Jakarta, Media Delegasi – Kejaksaan Agung (Kejagung) berhasil menangkap Hendry Lie, bos Sriwijaya Air, yang menjadi tersangka kasus korupsi terkait komoditas timah dalam Izin Usaha Pertambangan (IUP) PT Timah periode 2015-2022. Direktur Penyidikan Jaksa Muda Tindak Pidana Khusus (Dirdik Jampidsus), Abdul Qohar, memaparkan kronologi penangkapan tersebut.
Menurut Qohar, Hendry berulang kali mangkir dari panggilan pemeriksaan meski telah ditetapkan sebagai tersangka.
“Kami mendapatkan informasi bahwa sejak 25 Maret 2024, tersangka berada di Singapura,” ungkap Qohar kepada wartawan, Selasa (19/11/2024).
Hendry mengaku sedang menjalani perawatan di Mount Elizabeth Hospital, Singapura. Selama berada di sana, pergerakannya terus dipantau oleh tim intelijen Kejagung yang bekerja sama dengan Kejaksaan Singapura. Untuk mempersempit ruang geraknya, Kejagung mengajukan surat pencegahan serta pencabutan paspornya.
“Selain dilakukan pencekalan, kami juga memohon pencabutan paspor tersangka,” jelas Qohar.

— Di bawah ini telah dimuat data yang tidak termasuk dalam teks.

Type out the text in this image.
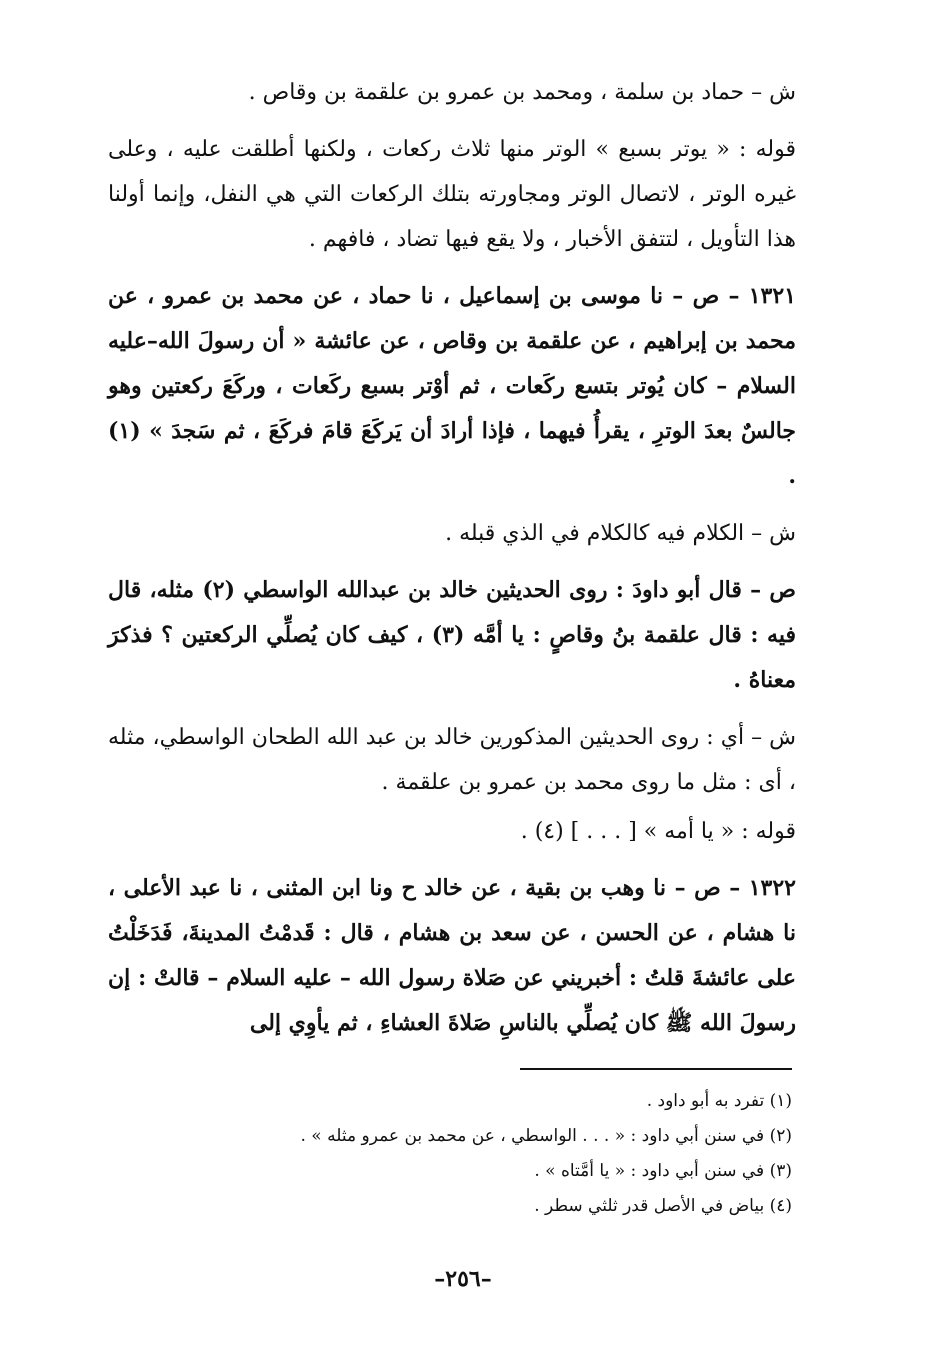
ش – حماد بن سلمة ، ومحمد بن عمرو بن علقمة بن وقاص .

قوله : « يوتر بسبع » الوتر منها ثلاث ركعات ، ولكنها أطلقت عليه ، وعلى غيره الوتر ، لاتصال الوتر ومجاورته بتلك الركعات التي هي النفل، وإنما أولنا هذا التأويل ، لتتفق الأخبار ، ولا يقع فيها تضاد ، فافهم .

١٣٢١ – ص – نا موسى بن إسماعيل ، نا حماد ، عن محمد بن عمرو ، عن محمد بن إبراهيم ، عن علقمة بن وقاص ، عن عائشة « أن رسولَ الله–عليه السلام – كان يُوتر بتسع ركَعات ، ثم أوْتر بسبع ركَعات ، وركَعَ ركعتين وهو جالسٌ بعدَ الوترِ ، يقرأُ فيهما ، فإذا أرادَ أن يَركَعَ قامَ فركَعَ ، ثم سَجدَ » (١) .

ش – الكلام فيه كالكلام في الذي قبله .

ص – قال أبو داودَ : روى الحديثين خالد بن عبدالله الواسطي (٢) مثله، قال فيه : قال علقمة بنُ وقاصٍ : يا أمَّه (٣) ، كيف كان يُصلِّي الركعتين ؟ فذكرَ معناهُ .

ش – أي : روى الحديثين المذكورين خالد بن عبد الله الطحان الواسطي، مثله ، أى : مثل ما روى محمد بن عمرو بن علقمة .

قوله : « يا أمه » [ . . . ] (٤) .

١٣٢٢ – ص – نا وهب بن بقية ، عن خالد ح ونا ابن المثنى ، نا عبد الأعلى ، نا هشام ، عن الحسن ، عن سعد بن هشام ، قال : قَدمْتُ المدينةَ، فَدَخَلْتُ على عائشةَ قلتُ : أخبريني عن صَلاة رسول الله – عليه السلام – قالتْ : إن رسولَ الله ﷺ كان يُصلِّي بالناسِ صَلاةَ العشاءِ ، ثم يأوِي إلى

(١) تفرد به أبو داود .

(٢) في سنن أبي داود : « . . . الواسطي ، عن محمد بن عمرو مثله » .

(٣) في سنن أبي داود : « يا أمَّتاه » .

(٤) بياض في الأصل قدر ثلثي سطر .

–٢٥٦–
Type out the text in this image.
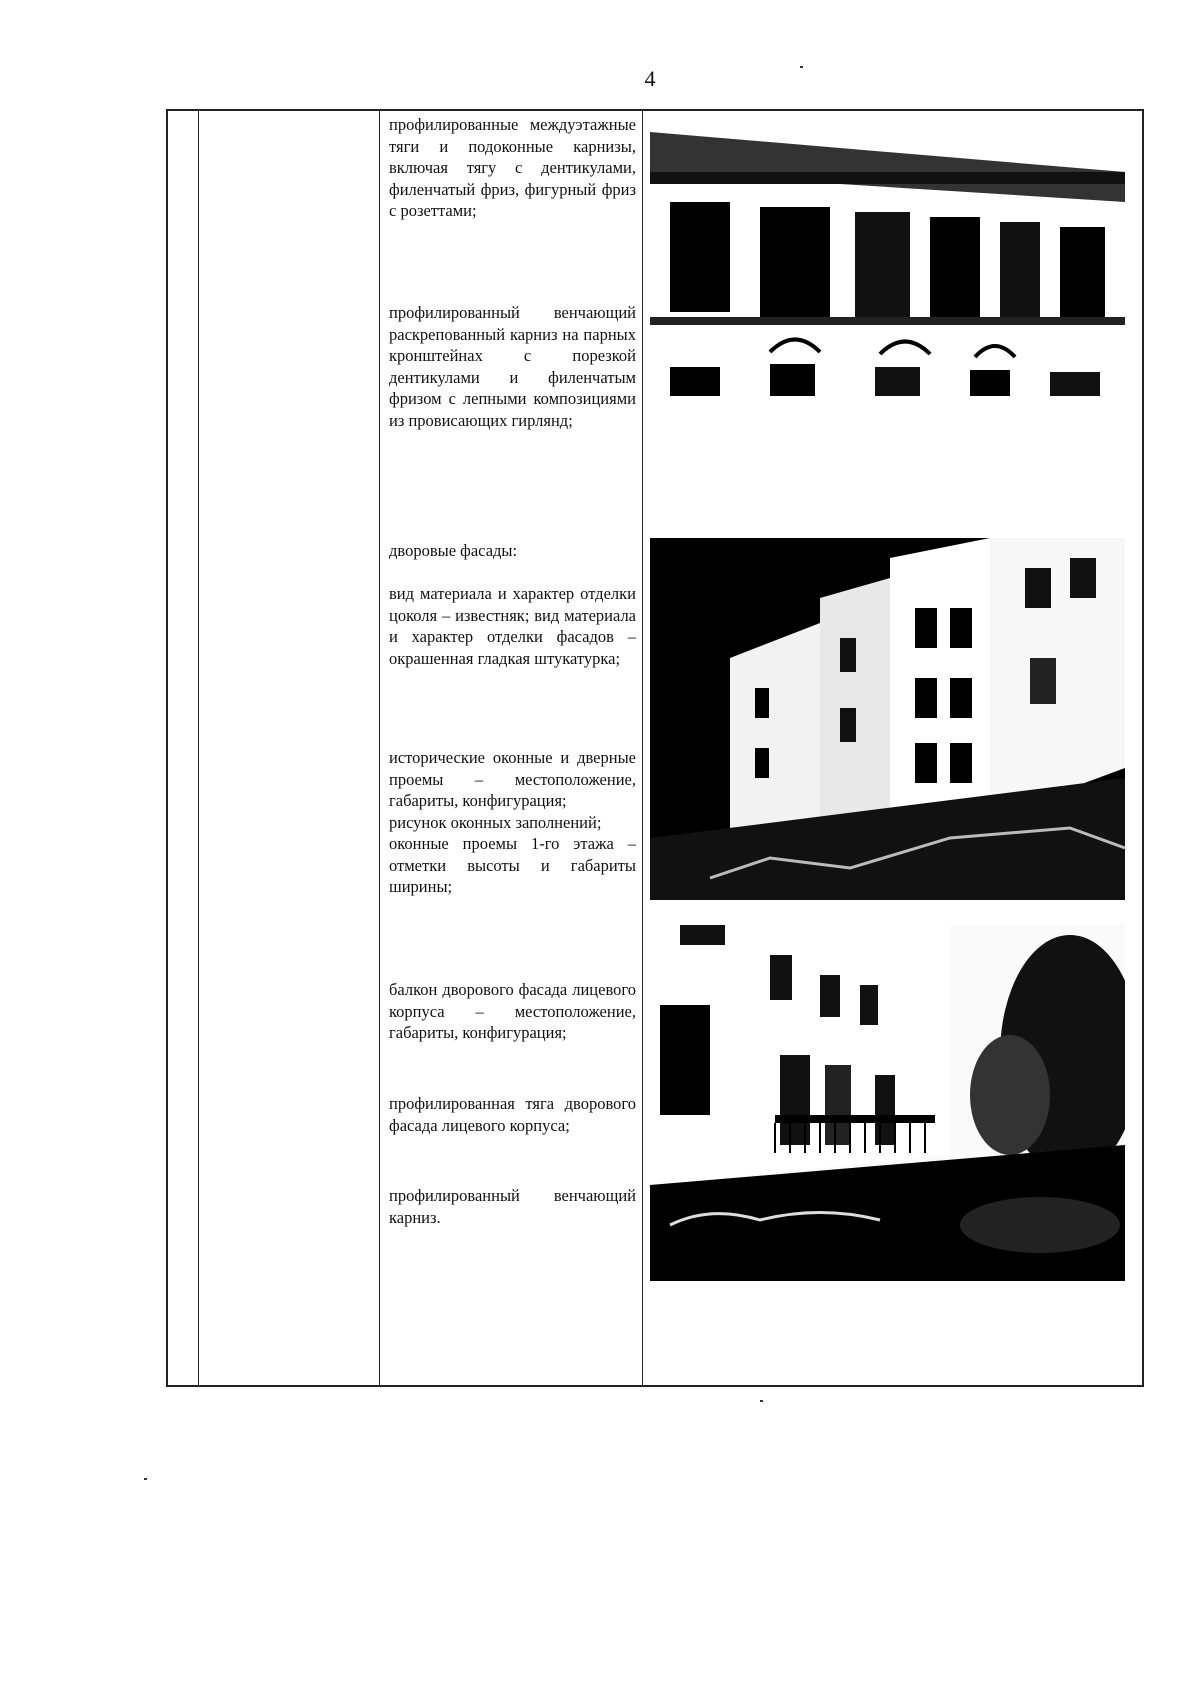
4

профилированные междуэтажные тяги и подоконные карнизы, включая тягу с дентикулами, филенчатый фриз, фигурный фриз с розеттами;

профилированный венчающий раскрепованный карниз на парных кронштейнах с порезкой дентикулами и филенчатым фризом с лепными композициями из провисающих гирлянд;

дворовые фасады:

вид материала и характер отделки цоколя – известняк; вид материала и характер отделки фасадов – окрашенная гладкая штукатурка;

исторические оконные и дверные проемы – местоположение, габариты, конфигурация;

рисунок оконных заполнений;

оконные проемы 1-го этажа – отметки высоты и габариты ширины;

балкон дворового фасада лицевого корпуса – местоположение, габариты, конфигурация;

профилированная тяга дворового фасада лицевого корпуса;

профилированный венчающий карниз.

Hendry akhirnya ditangkap di Terminal 2 Bandara Soekarno-Hatta pada Senin (18/11/2024). Penangkapannya diduga terkait masa berlaku paspornya yang akan habis pada 27 November 2024.
“Karena paspornya hampir kadaluarsa dan tidak memungkinkan diperpanjang, penyidik meminta Kedubes Singapura melalui Imigrasi untuk menarik paspornya,” tambah Qohar.
Alasan Tidak Diterbitkan DPO
Meski berstatus tersangka sejak 16 April 2024, Hendry tidak dimasukkan dalam daftar pencarian orang (DPO) karena keberadaannya di Singapura telah diketahui dengan jelas.
“Karena alamatnya sudah diketahui, tidak diperlukan penetapan DPO meski tersangka beberapa kali tidak memenuhi panggilan,” terang Qohar.
Namun, Hendry diduga mencoba masuk ke Indonesia secara diam-diam guna menghindari deteksi petugas.
“Dia mencoba masuk tanpa terdeteksi, dengan harapan dapat menghindari petugas,” tambahnya.
Proses Hukum
Hendry kini ditahan di Rumah Tahanan Negara Salemba Cabang Kejaksaan Negeri Jakarta Selatan untuk 20 hari ke depan.
Ia disangkakan melanggar Pasal 2 Ayat (1) atau Pasal 3 jo. Pasal 18 Undang-Undang RI Nomor 31 Tahun 1999 yang telah diubah dengan Undang-Undang Nomor 20 Tahun 2001 tentang Pemberantasan Tindak Pidana Korupsi jo. Pasal 55 Ayat (1) ke-1 KUHP.